Viktor Orban, Premier ministre hongrois, lors d'une session au Parlement Européen le 11 septembre 2018
Viktor Orban, Premier ministre hongrois, lors d'une session au Parlement Européen le 11 septembre 2018 © AFP / FREDERICK FLORIN

Alors qu'Eric Ciotti commentait sur France Inter le selfie de Nadine Morano avec Viktor Orban, estimant, sans la condamner, qu'elle avait le courage de ses opinions, c'est au tour de Laurent Wauquiez de se prononcer sur un éventuel soutien apporté par la droite française au Premier ministre hongrois, menacé d'exclusion par l'Union Européenne.

"Il a toute sa place au PPE (Parti Populaire Européen)" explique Laurent Wauquiez dans les colonnes du Figaro, qui estime aussi qu'il n'est pas question de le condamner. 

Quand Eric Ciotti expliquait : "On conteste à Orban le droit de critiquer la politique migratoire de l'Europe", le chef de file des Républicains, lui assure : "Je ne suis pas gêné par son discours sur la question migratoire". Laurent Wauquiez, qui ajoute quand même - pour la forme : "Il y a des lignes rouges à ne pas franchir comme celles de l'État de droit".

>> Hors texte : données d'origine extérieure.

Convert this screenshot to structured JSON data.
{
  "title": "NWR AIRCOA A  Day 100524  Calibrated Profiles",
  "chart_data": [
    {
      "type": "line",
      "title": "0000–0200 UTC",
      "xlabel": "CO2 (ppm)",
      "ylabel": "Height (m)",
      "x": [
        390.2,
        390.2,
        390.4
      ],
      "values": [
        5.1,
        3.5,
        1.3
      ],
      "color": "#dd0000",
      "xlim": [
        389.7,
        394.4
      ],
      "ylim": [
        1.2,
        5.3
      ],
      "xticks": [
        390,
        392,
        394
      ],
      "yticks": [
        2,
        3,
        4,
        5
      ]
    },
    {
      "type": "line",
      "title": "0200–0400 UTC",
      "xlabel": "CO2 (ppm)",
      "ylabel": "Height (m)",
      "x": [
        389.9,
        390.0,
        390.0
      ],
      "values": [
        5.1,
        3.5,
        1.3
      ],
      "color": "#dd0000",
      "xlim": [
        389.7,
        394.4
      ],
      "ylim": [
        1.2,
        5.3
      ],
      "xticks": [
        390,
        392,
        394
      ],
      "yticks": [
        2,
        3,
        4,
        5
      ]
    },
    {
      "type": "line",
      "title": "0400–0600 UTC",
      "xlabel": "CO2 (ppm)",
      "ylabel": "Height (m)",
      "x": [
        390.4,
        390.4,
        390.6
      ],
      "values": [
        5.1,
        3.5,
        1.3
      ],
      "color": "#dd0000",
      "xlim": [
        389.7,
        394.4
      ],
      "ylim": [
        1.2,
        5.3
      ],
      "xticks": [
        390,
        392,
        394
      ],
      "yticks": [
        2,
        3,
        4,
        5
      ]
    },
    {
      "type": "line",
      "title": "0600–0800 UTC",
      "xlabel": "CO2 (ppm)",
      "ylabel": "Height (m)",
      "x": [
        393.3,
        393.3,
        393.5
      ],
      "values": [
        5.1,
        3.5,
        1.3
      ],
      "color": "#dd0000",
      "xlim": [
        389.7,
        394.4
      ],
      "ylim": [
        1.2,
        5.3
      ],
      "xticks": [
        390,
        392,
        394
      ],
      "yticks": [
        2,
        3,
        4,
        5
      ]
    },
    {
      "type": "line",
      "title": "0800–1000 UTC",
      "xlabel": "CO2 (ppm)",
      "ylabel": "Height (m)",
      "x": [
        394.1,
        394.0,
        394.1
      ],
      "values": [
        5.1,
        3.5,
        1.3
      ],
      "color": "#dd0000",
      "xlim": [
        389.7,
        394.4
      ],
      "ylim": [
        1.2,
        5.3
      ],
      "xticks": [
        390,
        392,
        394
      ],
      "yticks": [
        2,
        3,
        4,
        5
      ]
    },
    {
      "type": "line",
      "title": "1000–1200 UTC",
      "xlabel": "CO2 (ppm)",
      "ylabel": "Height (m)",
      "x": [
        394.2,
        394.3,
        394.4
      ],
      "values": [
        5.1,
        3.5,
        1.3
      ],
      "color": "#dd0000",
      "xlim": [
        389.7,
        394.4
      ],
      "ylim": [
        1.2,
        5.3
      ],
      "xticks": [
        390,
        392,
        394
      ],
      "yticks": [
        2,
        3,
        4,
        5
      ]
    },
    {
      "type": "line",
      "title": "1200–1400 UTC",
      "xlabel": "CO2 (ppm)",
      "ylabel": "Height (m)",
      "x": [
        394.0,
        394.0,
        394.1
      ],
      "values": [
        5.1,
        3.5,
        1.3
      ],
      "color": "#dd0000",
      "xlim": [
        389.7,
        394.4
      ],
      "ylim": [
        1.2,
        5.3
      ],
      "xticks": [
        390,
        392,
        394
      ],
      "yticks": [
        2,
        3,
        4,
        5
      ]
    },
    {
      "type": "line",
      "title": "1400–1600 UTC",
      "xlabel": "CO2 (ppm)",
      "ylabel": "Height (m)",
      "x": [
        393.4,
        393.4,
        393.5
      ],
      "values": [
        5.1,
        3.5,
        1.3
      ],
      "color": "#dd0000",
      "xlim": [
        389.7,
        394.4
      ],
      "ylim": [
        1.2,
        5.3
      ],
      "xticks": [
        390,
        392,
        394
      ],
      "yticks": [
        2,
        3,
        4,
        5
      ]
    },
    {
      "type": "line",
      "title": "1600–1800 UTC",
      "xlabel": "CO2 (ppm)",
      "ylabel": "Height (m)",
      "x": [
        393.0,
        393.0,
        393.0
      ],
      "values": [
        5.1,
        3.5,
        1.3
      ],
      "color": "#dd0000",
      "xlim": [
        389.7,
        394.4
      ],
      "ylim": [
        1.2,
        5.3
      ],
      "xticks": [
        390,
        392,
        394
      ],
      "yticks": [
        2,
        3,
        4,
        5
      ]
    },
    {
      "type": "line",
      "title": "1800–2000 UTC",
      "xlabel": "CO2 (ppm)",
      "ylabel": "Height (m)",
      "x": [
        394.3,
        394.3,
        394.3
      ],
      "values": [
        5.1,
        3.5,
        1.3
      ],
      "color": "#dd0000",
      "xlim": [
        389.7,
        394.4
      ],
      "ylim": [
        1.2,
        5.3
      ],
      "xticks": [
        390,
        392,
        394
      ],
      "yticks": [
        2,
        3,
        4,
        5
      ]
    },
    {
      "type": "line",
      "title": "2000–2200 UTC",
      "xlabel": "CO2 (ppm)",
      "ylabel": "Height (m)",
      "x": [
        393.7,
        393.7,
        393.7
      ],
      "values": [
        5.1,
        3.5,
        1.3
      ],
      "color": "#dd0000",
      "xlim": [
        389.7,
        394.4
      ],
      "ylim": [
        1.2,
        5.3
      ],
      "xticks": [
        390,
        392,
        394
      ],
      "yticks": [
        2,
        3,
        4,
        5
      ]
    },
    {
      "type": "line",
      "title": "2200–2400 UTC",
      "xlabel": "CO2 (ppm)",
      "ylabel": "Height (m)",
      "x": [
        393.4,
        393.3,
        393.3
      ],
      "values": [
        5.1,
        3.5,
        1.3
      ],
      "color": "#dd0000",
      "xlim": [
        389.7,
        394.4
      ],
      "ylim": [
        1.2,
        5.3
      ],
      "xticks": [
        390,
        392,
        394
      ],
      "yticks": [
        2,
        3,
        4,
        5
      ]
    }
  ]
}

Pourquoi fait-il ça ? "Pour ne pas qu'Orban bascule dans les extrêmes", évoquent certains cadres du parti, "qu'il reste avec nous". "C'est l'un des seuls qui arrivent à faire reculer l'extrême-droite dans son pays" si l'on en croit Brice Hortefeux. Or c'est bien l'obsession de Laurent Wauquiez en ce moment : affaiblir, en France, l'extrême-droite et Marine Le Pen. Ainsi, rejeter Orban, ce serait lui offrir un trop joli cadeau, elle qui rêve d'une photo avec le Premier ministre hongrois et l'italien Matteo Salvini. "Ce n'est pas une raison pour trahir nos fondamentaux", rétorque un fidèle de Valérie Pecresse.

Le cas Orban marque donc une nouvelle ligne de fracture au sein des Républicains, mais heureusement pour eux, il n'y a plus aucune échéance à ce sujet : pas de vote pour ou contre son exclusion, pas même de procédure interne au sein du PPE et Laurent Wauquiez continue à tenter de faire le grand écart. Il sera à Berlin lundi prochain, pour rencontrer Angela Merkel, elle aussi membre de ce même PPE ...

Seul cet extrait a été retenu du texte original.